Ein Urteil ist den Beteiligten zuzustellen (§ 133 Abs. 1 und § 135 SGG). Zugestellt wird nach den Vorschriften der ZPO (§ 63 Abs. 2 Satz 1 SGG). Da für Gerichtsbescheide die Vorschriften über Urteile entsprechend gelten (§ 105 Abs. 1 Satz 3 SSG) und ein Gerichtsbescheid wie ein Urteil wirkt (§ 105 Abs. 3 Halbsatz 1 SGG), gilt die Berufungsfrist und das Zustellungserfordernis auch für einen Gerichtsbescheid.

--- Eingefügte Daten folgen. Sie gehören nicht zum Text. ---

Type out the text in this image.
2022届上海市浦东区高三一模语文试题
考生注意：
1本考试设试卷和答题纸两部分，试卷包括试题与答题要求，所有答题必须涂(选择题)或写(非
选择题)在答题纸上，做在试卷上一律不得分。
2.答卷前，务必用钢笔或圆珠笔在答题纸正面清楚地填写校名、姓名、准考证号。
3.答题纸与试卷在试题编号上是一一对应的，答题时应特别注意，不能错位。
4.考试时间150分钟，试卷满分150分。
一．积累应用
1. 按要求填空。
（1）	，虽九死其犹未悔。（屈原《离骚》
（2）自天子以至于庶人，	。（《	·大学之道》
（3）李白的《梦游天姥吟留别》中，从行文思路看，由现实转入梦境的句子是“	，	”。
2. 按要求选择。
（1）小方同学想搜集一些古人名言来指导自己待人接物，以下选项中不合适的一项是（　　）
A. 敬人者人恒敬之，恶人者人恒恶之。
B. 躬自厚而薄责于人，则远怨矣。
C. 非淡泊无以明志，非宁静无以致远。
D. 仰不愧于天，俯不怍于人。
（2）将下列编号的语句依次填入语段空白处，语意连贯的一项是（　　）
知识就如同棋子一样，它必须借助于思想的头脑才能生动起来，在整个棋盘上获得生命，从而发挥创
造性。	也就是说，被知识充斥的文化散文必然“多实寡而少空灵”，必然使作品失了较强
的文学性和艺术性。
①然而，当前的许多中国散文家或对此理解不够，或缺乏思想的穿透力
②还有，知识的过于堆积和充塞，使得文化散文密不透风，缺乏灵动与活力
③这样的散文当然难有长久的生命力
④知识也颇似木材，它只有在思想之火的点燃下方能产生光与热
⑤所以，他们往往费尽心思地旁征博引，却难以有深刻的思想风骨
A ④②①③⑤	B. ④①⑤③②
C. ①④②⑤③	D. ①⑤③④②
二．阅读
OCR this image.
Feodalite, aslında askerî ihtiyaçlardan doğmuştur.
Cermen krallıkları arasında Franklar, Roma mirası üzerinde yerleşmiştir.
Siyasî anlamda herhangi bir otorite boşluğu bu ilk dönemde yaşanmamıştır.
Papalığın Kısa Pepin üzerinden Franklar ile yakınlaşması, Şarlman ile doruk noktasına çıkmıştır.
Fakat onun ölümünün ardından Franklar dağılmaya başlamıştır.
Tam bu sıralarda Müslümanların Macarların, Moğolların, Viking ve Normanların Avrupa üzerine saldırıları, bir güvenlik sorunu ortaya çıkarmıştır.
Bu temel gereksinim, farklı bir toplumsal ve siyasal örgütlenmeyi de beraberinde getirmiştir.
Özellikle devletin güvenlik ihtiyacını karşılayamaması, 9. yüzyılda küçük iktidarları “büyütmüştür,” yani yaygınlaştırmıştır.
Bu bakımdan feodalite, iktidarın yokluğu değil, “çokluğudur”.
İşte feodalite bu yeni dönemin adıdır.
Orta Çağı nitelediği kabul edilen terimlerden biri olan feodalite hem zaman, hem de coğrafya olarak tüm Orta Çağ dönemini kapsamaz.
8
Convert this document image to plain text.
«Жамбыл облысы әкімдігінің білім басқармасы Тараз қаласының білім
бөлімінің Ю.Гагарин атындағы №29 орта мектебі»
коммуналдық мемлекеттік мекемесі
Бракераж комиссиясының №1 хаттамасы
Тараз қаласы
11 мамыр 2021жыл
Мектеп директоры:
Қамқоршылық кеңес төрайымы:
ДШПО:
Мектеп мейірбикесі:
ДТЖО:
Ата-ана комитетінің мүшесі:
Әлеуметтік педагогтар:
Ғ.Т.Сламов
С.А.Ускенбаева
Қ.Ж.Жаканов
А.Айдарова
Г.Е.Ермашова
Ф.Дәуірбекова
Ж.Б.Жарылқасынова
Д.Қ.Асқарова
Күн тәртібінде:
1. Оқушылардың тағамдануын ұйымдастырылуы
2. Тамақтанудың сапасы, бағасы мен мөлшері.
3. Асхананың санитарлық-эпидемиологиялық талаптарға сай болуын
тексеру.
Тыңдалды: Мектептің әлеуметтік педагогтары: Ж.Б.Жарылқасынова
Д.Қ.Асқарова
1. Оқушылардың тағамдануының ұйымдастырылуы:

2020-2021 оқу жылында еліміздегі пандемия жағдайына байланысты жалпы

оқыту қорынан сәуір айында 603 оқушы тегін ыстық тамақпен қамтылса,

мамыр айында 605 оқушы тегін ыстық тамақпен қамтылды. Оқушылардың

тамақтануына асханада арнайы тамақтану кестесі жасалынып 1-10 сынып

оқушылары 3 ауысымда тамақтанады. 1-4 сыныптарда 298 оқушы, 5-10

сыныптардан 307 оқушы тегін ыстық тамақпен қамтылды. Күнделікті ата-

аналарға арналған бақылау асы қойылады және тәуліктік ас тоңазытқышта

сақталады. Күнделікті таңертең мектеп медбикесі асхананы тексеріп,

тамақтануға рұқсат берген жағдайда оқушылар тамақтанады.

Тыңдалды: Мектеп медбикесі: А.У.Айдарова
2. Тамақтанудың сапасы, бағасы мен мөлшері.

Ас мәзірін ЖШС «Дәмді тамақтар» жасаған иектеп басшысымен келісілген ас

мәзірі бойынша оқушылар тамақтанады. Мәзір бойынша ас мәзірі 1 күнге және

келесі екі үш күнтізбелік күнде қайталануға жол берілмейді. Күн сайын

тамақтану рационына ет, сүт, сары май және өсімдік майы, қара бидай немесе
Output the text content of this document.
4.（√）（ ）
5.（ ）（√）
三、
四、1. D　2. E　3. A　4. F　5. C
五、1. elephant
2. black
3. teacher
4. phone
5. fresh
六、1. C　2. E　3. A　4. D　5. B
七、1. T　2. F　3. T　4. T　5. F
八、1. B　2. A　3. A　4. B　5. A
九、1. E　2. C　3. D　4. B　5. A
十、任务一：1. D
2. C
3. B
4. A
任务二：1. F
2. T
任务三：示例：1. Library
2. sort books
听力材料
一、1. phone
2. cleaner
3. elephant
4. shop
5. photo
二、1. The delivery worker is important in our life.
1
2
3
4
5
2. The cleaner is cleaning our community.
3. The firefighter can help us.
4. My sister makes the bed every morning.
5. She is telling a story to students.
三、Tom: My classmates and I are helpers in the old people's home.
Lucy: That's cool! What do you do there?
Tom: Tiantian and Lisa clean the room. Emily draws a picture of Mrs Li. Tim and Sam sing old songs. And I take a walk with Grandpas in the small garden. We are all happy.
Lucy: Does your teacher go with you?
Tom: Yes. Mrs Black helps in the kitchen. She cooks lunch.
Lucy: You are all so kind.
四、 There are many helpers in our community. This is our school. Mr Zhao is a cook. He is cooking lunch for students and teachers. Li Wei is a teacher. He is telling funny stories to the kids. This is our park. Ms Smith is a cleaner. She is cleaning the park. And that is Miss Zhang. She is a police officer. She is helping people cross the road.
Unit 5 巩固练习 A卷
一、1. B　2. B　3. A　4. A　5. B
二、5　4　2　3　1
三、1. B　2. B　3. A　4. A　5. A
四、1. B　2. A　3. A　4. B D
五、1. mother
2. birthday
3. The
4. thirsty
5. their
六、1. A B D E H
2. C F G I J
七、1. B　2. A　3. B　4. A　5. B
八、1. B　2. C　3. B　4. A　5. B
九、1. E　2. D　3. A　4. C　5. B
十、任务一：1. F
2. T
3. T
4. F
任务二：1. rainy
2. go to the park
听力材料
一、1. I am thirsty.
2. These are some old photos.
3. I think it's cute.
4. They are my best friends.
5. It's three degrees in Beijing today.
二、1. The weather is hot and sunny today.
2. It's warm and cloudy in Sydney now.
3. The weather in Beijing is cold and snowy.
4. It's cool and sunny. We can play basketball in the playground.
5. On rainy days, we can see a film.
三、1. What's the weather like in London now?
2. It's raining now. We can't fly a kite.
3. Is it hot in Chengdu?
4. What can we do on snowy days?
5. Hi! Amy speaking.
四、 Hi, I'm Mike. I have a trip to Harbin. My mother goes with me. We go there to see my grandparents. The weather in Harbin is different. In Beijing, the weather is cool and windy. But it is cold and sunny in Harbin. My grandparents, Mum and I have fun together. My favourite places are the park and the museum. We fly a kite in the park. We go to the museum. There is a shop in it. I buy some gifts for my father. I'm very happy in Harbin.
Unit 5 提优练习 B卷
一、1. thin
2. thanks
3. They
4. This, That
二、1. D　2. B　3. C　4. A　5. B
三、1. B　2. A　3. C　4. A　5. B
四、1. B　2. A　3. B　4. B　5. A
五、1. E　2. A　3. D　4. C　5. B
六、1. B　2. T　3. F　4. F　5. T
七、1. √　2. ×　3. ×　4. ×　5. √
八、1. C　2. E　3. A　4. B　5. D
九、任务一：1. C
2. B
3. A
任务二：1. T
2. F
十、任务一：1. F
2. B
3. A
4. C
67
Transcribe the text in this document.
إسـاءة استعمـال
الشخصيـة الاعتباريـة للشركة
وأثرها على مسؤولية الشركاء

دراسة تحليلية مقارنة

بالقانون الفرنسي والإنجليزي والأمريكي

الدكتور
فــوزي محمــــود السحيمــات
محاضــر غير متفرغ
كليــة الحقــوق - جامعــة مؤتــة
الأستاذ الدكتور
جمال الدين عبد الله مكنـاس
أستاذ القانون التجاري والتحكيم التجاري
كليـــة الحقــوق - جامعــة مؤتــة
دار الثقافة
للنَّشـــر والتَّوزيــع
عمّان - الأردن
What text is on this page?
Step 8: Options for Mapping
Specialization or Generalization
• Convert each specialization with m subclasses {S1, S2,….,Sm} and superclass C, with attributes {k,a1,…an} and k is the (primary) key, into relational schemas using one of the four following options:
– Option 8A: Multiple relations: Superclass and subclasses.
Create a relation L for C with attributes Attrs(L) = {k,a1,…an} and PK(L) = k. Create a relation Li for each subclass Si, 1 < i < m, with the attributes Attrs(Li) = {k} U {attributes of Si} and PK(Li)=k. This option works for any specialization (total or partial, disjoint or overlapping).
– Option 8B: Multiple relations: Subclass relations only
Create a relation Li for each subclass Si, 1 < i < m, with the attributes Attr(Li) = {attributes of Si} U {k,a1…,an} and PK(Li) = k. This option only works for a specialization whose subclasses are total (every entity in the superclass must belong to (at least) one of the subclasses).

Der Lauf einer Frist beginnt mit dem Tage nach der Zustellung (§ 64 Abs. 1 SGG)

Vorliegend gilt die Zustellung des Gerichtsbescheids am 30.11.2006 durch Einlegen in den Briefkasten des Klägers als erfolgt. Denn bei nicht ausführbarer Übergabe des Schriftstücks, kann das Schriftstück in einen zu der Wohnung oder dem Geschäftsraum gehörenden Briefkasten oder in eine ähnliche Vorrichtung eingelegt werden, die der Adressat für den Postempfang eingerichtet hat und die in der allgemein üblichen Art für eine sichere Aufbewahrung geeignet ist (§ 180 Satz 1 ZPO). Mit der Einlegung gilt das Schriftstück als zugestellt (§ 180 Satz 2 ZPO). Dass der Gerichtsbescheid am 30.11.2006 in den Briefkasten des Klägers eingelegt worden ist, steht aufgrund der am 04.12.2006 beim SG eingegangenen Postzustellungsurkunde fest. Zum Nachweis der Zustellung ist eine Urkunde auf dem hierfür vorgesehenen Formular anzufertigen (§ 182 Abs. 1 Satz 1 ZPO), welche im Falle des Einlegens in den Briefkasten die Bezeichnung der Person, der zugestellt werden soll, die Angabe des Grundes, der die Zustellung durch Einlegen in den Briefkasten rechtfertigt, die Bemerkung, dass der Tag der Zustellung auf dem Umschlag, der das zuzustellende Schriftstück enthält, vermerkt ist, den Ort, das Datum und auf Anordnung der Geschäftsstelle auch die Uhrzeit der Zustellung, Name, Vorname und Unterschrift des Zustellers sowie die Angabe des beauftragten Unternehmens oder der ersuchten Behörde enthalten muss (§ 182 Abs. 2 ZPO) und der Geschäftsstelle unverzüglich zurückzuleiten ist (§ 182 Abs. 3 ZPO). Diesen Erfordernissen genügt die am 04.12.2006 beim SG eingegangene Postzustellungsurkunde. Der Gerichtsbescheid des SG gilt damit am 30.11.2006 als zugestellt.

Soweit der Kläger in der mündlichen Verhandlung vorgetragen hat, es bestehe die Möglichkeit, dass der Umschlag, dessen Zustellung in der Postzustellungsurkunde bescheinigt wurde, den Gerichtsbescheid nicht enthalten habe, ist dies auszuschließen, weil das SG dem Kläger im Dezember 2006 keine anderen Schriftstücke zugestellt hat und der Kläger mit Sicherheit bei dem SG zurückgefragt hätte, wenn der Umschlag leer gewesen wäre.

Der Lauf der Berufungsfrist hat daher am 01.12.2006 begonnen. Eine nach Monaten bestimmte Frist endet mit dem Ablauf desjenigen Tages des letzten Monats, welcher nach Benennung dem Tage entspricht, in den der Zeitpunkt fällt (§ 64 Abs. 2 Satz 2 SGG). Dies wäre vorliegend Samstag, der 30.12.2006. Fällt das Ende einer Frist auf einen Sonntag, einen gesetzlichen Feiertag oder einen Sonnabend, so endet die Frist mit Ablauf des nächsten Werktages (§ 64 Abs. 3 SGG), vorliegend also am Dienstag, dem 02.01.2007.

Die am 22.12.2008 eingegangene Berufung war daher verfristet.

Die Berufung war daher als unzulässig zu verwerfen.

Hierauf und auf § 193 SGG beruht die Kostenentscheidung.

Gründe für die Zulassung der Revision bestehen nicht.